If frustration builds fast, shorten the session rather than pushing through. A few successful loops beats a long, frustrated one.
Whole-body games for coordination and focus
Cones, hoops, and bean bags: an obstacle course in the living room or backyard.
Bean Bag Bucket Toss
Set the bucket on the opposite side from the throwing hand, so reaching for it means crossing the body's midline.
Backed by: crossing-midline practice used in pediatric OT
Cone & Ring Combo Course
Weave through cones, then hop through hoops laid in a pattern. Add a timer for a "beat your own time" element.
Figure-8 Ball Roll
Standing, roll a ball or bean bag in a figure-8 pattern around and between the legs.
Tape-Line Twister
A painter's-tape hopscotch grid with color squares. Call out a body part plus a color, they land it there.
Turn-taking and conversation, built into play
Conversation Ball Toss
Toss a ball or bean bag around a circle. Whoever catches it answers a simple question or adds to a story.
Stacking Token Conversation Game
Two players take turns adding a relevant thought to a conversation, stacking a token each time. How tall can the stack get before someone goes off-topic?
Backed by: a conversation turn-taking game used in social skills research
Cone Course Cooperation Challenge
One child (eyes closed) is guided through a cone course by a partner using only verbal directions. No touching allowed.
Discreet tools, no equipment needed
Chair push-ups: hands on the seat, push down and lift hips slightly. Quiet proprioceptive input, no one notices.
Wall push against a locker or wall during a hallway transition.
"I need a break" card or phrase, pre-agreed with the teacher, so there's a way to ask for space without a whole conversation in front of the class.
Fidget under the desk: putty or a small squeeze ball.
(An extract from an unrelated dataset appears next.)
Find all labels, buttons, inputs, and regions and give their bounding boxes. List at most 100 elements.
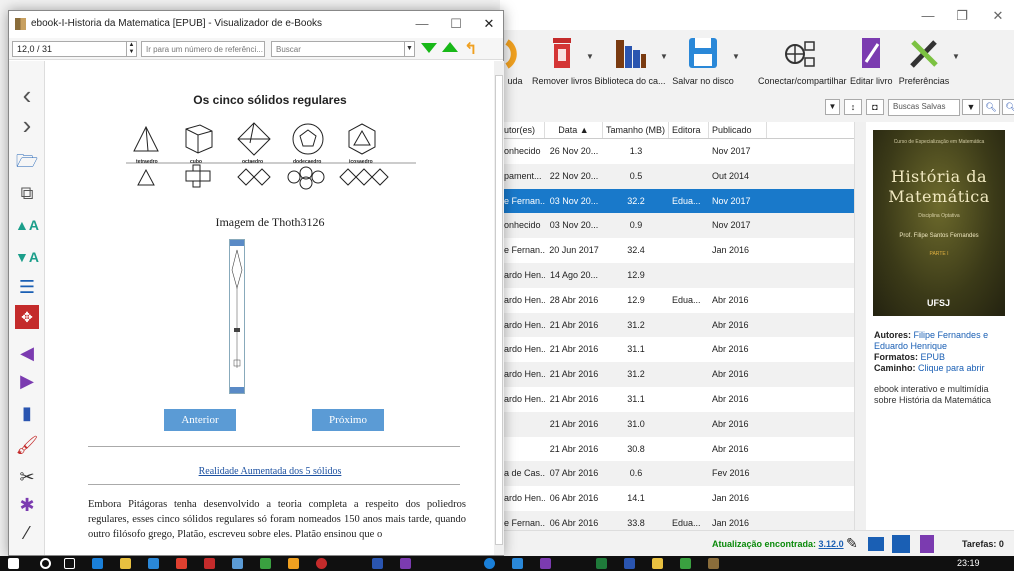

Quiet, doesn't disrupt the room.
Why brushing teeth can be harder than homework
These basic self-care tasks combine three things at once: remembering the steps in order, tolerating the sensory input, and fine motor control, all first thing in the morning, when the nervous system is least regulated.
Visual step cards for the task (wet brush → paste → top teeth → bottom → rinse), removing the memory load so the only thing left is doing it.
Heavy work right before the hard task: a few chair push-ups or a tight hug/squeeze before brushing teeth can make the sensory input easier to tolerate.
Sensory-friendly tools: vibrating toothbrush, mild-flavor toothpaste, softer bristles, small swaps that remove one variable from an already-hard task.
Timer or song to make the task's end point predictable, which reduces the anxiety of "how much longer."
"Brush the 4 zones" chart: top, bottom, left, right, with a checkmark per zone. If resistance is high, start with just touching the brush to the lips for a few days before working up to full brushing.
Sudden or escalating resistance is often about texture, taste, or vibration, not defiance. Back off to the last comfortable step and rebuild from there rather than pushing through.
These exercises draw from occupational therapy research on proprioceptive input and attention, DBT-based breathing and grounding techniques, standard brain-gym crossing-midline and bilateral coordination practice, and conversation turn-taking games used in social skills training.
Response varies by child. Track what works for your specific kid rather than expecting one-size-fits-all results. Educational support, not a replacement for a licensed OT, therapist, or medical provider.